This year our regular guide, Pete Smith, led us on a very interesting walk titled ‘Police, Pubs and Pirates: a walk round Wapping’. Despite a dire weather warning, we were blessed with a lovely sunny day which made our stroll along the sparkling Thames even more pleasant. The starting point near the Tower of London gave us the opportunity to appreciate the wonderful display of poppies in the Tower moat and to reflect on the immense loss of life caused by the First World War.
We then passed the site of the first London public toilet – a 64-seater established by Queen Matilda in the early 12th century! Next, we were able to admire St. Katherine’ Dock and the Queen’s barge, Gloriana, displaying it gilded decoration to great effect in the autumn sunshine. The dock was created in the 1820s to enable the theft-free transit of luxury goods such as silk, spices and ivory from ship to warehouse. Although it continues its link with the world of luxury even today, it is worth remembering that 11,000 poor people were displaced and lost their homes during its construction and the material removed was transferred to Pimlico and Belgravia to fill the swampy land there.

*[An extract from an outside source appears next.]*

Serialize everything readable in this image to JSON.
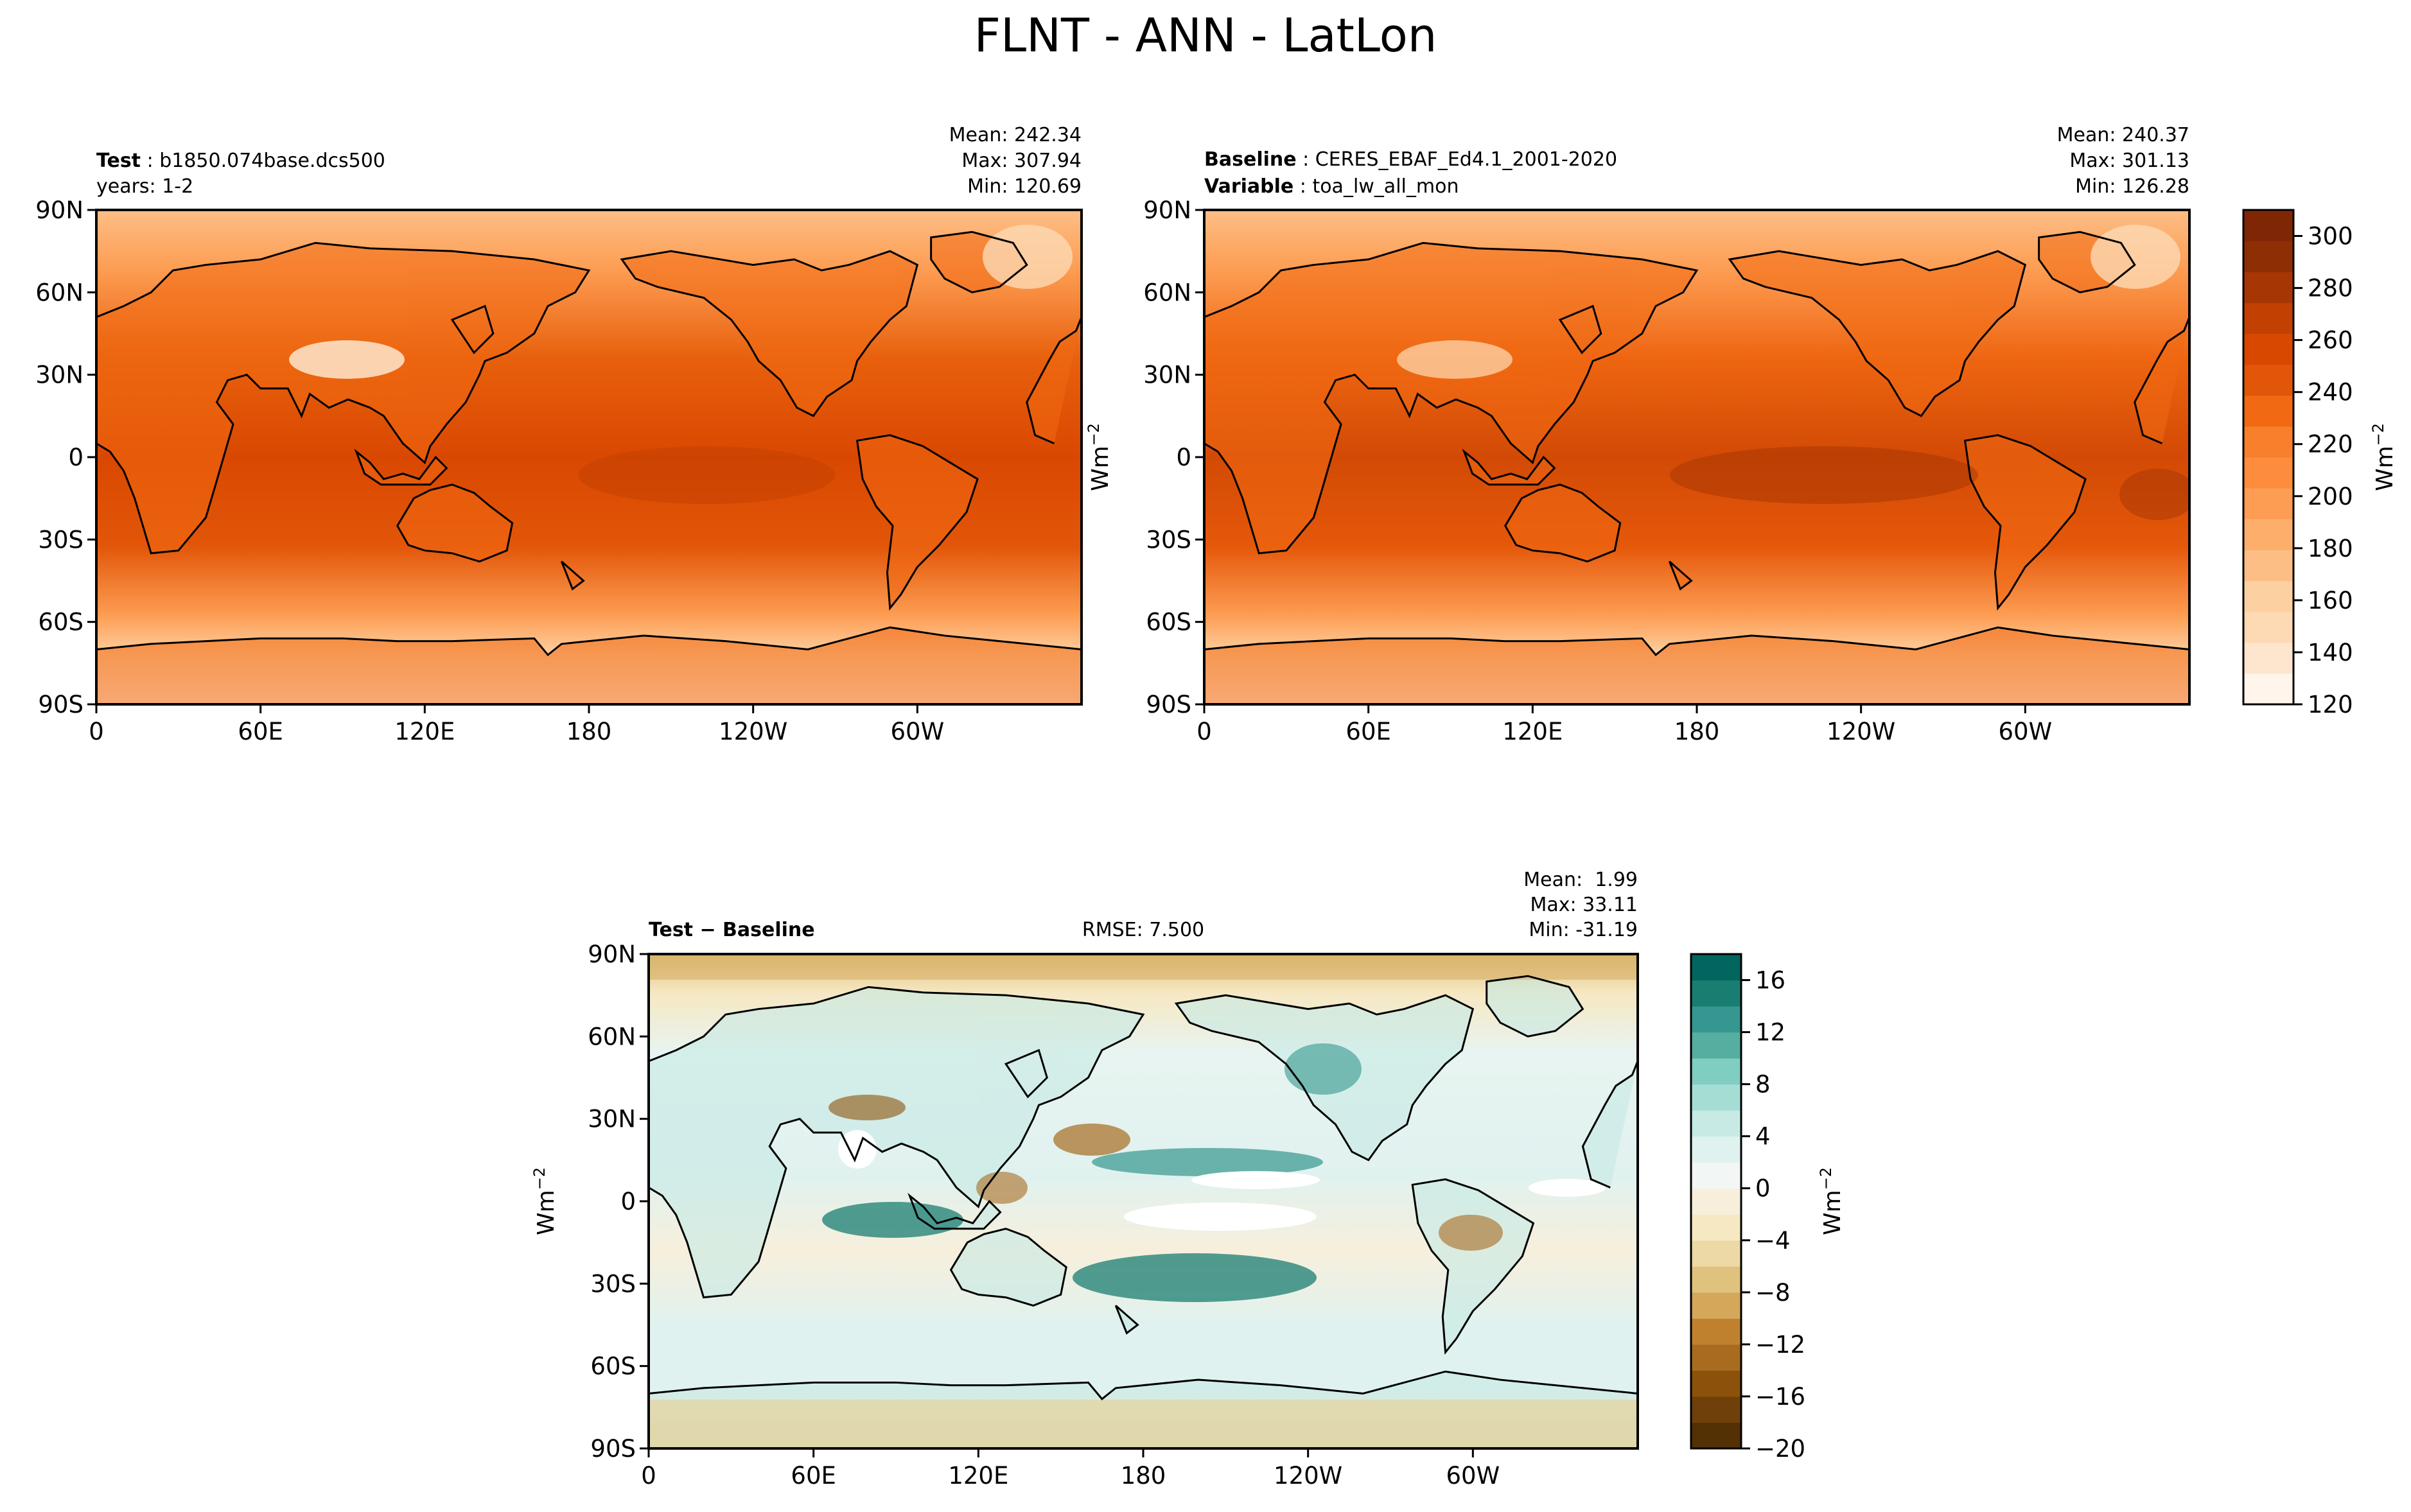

And so on to Wapping where we saw the HQ of the Marine Police (founded in 1790) and heard some tales of their work when they were the only police force in London. Wapping High Street once contained 36 pubs and numerous brothels – a real sailors’ town – but today the area is quiet and upmarket. ‘The Town of Ramsgate’ pub (built 1545) still remains and near it is Execution Dock where pirates and their like were hung. Their bodies were then exposed to two river tides before being covered in pitch and displayed on gibbets to deter further miscreants. Today the spot is an attractive, grass-covered area with a good view out across the Thames.
Our enjoyable morning finished at Wapping Station and I, for one, headed for home much better informed about this fascinating and historic area.